Additional Recommendations:

1. Verify Certificate Expiration: Ensure that your client certificate and the certificates in the chain are not expired.

2. Check Certificate Common Name: Verify that the Common Name (CN) or Subject Alternative Name (SAN) in your client certificate matches the one registered with Visa.

3. Validate TLS Version: Ensure you're using TLS 1.2 or higher, as required by Visa.

4. Review API Specifications: Carefully review the specific API documentation for any additional headers or parameters required for the API you're calling.

5. Use Visa's Test Certificate: For testing purposes, you can use Visa's test client certificate available in the Visa Developer Center.
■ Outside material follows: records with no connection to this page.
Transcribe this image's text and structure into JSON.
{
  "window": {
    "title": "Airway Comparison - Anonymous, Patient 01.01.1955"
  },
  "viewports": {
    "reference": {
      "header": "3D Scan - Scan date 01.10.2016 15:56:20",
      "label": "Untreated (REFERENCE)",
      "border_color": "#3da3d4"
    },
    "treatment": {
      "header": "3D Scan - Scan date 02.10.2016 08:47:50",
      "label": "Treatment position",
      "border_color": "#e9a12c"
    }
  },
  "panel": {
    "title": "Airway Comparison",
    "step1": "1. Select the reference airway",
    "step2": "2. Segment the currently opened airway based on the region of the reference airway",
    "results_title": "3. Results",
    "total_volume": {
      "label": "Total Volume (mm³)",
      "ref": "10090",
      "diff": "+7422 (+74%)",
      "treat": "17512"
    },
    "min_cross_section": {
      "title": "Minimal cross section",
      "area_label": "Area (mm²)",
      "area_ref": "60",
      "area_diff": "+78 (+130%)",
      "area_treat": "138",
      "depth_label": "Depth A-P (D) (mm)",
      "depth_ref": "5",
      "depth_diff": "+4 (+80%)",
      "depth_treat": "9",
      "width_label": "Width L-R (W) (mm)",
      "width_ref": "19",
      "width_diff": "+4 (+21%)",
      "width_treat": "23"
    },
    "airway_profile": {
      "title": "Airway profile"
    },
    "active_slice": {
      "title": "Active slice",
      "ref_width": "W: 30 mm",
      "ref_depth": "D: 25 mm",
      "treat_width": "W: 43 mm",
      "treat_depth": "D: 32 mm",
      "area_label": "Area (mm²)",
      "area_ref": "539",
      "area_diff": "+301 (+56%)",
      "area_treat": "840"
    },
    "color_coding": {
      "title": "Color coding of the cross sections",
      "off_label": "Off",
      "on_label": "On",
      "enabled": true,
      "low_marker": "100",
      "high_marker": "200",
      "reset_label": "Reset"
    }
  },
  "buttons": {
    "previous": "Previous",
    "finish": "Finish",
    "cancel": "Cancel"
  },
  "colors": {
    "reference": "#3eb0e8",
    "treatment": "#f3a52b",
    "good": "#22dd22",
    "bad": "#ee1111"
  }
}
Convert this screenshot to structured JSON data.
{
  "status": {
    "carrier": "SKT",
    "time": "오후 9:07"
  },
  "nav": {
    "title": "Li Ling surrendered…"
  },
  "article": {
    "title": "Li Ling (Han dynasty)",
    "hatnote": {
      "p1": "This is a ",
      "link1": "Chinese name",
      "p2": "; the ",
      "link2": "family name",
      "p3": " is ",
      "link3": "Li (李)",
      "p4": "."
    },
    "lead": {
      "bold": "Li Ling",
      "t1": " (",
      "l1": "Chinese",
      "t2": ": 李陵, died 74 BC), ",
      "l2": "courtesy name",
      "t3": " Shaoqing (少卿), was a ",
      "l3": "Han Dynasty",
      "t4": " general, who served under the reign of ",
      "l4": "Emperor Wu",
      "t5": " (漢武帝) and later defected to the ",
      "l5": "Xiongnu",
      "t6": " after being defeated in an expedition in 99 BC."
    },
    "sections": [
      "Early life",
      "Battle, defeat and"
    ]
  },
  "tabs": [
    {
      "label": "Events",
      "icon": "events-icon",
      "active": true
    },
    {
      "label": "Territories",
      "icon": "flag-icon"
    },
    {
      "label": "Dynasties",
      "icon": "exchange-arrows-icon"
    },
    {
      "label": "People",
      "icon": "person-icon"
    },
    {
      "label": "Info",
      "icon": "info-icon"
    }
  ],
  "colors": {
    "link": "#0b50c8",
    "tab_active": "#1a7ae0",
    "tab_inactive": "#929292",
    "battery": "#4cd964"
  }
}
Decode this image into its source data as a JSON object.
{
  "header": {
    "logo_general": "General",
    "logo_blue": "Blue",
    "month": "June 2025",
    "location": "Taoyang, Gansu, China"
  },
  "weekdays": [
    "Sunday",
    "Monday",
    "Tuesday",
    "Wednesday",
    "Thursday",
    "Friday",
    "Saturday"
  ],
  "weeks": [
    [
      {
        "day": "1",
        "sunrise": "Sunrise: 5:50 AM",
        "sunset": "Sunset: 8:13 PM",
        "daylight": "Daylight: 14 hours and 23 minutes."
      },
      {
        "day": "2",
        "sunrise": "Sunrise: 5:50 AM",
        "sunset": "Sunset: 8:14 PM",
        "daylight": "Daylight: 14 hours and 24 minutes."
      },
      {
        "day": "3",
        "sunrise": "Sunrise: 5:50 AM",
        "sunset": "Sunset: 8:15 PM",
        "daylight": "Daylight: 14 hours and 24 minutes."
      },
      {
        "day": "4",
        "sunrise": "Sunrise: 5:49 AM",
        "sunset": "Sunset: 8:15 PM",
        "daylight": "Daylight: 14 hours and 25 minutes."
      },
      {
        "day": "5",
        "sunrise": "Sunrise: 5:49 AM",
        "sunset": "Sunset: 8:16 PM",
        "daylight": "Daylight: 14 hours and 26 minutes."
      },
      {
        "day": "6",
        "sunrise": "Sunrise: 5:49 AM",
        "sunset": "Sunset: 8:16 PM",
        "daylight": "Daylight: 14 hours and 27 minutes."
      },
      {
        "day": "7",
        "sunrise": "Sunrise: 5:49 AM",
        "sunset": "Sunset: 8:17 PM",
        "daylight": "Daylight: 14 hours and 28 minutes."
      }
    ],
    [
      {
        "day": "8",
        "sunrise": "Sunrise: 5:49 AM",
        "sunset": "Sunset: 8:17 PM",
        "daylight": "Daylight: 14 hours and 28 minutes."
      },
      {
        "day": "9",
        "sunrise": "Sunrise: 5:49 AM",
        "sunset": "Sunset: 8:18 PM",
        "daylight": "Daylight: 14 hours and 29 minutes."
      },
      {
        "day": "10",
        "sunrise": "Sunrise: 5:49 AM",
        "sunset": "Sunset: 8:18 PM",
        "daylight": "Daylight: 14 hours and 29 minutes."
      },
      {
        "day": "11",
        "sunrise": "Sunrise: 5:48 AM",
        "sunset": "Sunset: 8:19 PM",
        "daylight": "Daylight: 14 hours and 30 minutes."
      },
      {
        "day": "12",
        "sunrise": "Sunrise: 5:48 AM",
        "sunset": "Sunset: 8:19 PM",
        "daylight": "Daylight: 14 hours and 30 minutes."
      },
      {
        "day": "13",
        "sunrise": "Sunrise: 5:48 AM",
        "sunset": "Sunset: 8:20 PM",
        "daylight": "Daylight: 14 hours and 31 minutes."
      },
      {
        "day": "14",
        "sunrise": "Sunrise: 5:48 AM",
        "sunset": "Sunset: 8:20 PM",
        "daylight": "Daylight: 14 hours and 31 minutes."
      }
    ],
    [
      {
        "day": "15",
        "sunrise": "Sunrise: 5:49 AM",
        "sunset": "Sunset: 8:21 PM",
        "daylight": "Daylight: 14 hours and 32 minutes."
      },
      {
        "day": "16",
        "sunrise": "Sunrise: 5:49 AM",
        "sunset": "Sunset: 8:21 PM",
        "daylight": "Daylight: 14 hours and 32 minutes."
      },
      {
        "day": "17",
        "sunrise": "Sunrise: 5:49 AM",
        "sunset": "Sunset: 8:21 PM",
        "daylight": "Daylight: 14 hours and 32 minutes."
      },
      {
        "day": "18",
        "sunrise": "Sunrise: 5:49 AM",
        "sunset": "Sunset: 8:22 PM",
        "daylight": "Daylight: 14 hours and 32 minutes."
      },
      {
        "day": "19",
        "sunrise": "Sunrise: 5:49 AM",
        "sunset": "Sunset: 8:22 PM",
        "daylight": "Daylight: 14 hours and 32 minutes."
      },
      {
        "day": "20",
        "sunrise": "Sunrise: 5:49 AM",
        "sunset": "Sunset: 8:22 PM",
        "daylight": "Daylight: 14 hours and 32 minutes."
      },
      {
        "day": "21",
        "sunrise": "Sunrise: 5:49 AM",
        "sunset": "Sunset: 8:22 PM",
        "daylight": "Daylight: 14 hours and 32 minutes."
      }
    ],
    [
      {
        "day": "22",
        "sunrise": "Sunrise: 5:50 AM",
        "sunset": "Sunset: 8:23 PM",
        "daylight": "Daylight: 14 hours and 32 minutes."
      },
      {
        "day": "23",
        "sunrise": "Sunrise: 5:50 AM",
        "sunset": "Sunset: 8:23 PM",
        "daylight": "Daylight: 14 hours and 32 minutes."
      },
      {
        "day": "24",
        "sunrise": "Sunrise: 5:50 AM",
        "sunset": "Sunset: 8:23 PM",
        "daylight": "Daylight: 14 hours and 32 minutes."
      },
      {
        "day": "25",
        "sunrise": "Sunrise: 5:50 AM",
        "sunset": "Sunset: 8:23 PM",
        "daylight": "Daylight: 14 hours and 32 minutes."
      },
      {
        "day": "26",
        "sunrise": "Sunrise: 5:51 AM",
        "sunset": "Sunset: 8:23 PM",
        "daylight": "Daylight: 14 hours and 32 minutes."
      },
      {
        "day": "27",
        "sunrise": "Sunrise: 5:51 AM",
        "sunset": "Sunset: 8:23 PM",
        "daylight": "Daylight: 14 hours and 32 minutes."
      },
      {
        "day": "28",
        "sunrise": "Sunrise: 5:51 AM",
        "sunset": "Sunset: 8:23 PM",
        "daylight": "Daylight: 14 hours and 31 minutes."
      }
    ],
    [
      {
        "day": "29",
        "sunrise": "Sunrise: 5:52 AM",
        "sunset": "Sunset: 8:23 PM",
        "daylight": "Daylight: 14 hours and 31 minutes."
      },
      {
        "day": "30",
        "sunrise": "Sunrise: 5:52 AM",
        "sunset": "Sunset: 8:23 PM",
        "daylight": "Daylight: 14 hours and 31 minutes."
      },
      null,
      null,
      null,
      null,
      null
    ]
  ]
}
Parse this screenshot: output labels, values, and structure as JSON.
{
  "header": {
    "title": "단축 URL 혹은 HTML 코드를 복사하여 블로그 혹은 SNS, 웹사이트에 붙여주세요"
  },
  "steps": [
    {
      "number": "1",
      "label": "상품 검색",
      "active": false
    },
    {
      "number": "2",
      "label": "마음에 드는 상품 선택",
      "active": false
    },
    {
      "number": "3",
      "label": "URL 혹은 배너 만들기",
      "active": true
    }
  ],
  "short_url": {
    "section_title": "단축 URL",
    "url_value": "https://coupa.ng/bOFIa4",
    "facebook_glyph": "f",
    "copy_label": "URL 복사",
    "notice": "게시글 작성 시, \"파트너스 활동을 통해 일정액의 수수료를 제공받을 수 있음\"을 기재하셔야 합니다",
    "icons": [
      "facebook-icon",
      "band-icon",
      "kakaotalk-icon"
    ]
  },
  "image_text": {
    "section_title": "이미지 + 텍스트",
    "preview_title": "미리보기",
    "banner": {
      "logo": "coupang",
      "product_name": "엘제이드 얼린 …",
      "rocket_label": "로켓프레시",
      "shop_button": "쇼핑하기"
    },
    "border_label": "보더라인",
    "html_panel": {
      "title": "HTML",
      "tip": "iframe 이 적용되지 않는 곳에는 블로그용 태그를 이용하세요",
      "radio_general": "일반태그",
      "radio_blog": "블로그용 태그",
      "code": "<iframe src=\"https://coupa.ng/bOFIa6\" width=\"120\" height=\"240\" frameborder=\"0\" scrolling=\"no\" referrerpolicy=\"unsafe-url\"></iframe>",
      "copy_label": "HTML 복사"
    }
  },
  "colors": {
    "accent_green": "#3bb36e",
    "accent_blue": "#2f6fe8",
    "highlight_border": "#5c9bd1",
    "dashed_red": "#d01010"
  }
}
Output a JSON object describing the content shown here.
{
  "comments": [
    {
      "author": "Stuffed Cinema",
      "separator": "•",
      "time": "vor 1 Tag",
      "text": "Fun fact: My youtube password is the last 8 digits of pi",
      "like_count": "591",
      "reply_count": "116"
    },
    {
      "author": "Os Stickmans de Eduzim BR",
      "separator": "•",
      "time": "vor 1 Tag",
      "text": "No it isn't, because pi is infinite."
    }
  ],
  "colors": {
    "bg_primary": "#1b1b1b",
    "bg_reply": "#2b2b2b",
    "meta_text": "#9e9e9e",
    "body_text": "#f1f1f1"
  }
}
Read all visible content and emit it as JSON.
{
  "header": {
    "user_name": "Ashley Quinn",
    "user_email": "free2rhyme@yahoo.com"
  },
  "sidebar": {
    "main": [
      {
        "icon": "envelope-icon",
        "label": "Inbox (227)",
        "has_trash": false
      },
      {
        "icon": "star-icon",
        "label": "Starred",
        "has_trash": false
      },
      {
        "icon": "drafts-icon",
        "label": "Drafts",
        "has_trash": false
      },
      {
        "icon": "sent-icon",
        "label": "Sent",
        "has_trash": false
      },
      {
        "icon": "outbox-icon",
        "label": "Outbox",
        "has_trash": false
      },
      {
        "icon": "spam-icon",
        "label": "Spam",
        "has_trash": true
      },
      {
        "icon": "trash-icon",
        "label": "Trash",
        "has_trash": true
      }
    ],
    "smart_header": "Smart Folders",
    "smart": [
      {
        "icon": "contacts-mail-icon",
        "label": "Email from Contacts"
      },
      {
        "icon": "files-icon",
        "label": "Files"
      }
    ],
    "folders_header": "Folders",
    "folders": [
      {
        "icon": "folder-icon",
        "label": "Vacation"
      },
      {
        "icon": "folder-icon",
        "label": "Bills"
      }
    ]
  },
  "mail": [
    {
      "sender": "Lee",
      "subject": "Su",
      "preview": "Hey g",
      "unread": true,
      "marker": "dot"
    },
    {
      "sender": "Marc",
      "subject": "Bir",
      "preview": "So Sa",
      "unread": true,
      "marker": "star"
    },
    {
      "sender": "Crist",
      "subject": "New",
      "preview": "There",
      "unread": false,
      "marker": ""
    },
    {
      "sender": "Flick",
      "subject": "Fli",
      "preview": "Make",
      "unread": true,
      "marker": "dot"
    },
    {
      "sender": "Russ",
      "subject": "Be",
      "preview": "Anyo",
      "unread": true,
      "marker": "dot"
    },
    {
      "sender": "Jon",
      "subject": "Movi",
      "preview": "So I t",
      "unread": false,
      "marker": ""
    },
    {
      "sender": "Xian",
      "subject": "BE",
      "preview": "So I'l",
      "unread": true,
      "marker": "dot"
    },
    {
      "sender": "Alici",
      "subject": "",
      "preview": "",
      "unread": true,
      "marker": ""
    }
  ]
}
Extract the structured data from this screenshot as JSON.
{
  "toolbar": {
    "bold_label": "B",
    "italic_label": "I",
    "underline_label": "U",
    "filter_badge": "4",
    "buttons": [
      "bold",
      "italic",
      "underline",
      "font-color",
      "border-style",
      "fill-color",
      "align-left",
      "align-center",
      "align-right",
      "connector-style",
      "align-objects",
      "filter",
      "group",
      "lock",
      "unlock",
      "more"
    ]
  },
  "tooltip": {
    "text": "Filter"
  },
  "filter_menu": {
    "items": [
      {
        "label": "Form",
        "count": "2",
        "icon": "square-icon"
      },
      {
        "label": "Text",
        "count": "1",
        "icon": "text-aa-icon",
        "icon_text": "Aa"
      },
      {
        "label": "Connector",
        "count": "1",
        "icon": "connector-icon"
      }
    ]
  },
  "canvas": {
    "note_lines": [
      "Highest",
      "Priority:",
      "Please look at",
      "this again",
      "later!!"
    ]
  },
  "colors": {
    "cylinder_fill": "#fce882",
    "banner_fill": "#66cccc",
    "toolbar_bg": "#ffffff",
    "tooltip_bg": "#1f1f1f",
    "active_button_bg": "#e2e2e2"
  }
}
This can help isolate whether the issue is with your certificate or something else in your implementation.

6. Check Request Body: Ensure that the request body (if required) is correctly formatted according to the API specifications.

7. Verify Project and Product Configuration: In the Visa Developer Center, make sure your project is correctly configured and has access to the API you're trying to use.

If you continue to experience issues, you may want to use a tool like OpenSSL to test the SSL connection independently of your application code. This can help isolate whether the problem is with the SSL configuration or with other aspects of your API call.

Remember to always refer to the most recent documentation on the Visa Developer Platform for the most accurate and up-to-date information on API integration and authentication processes.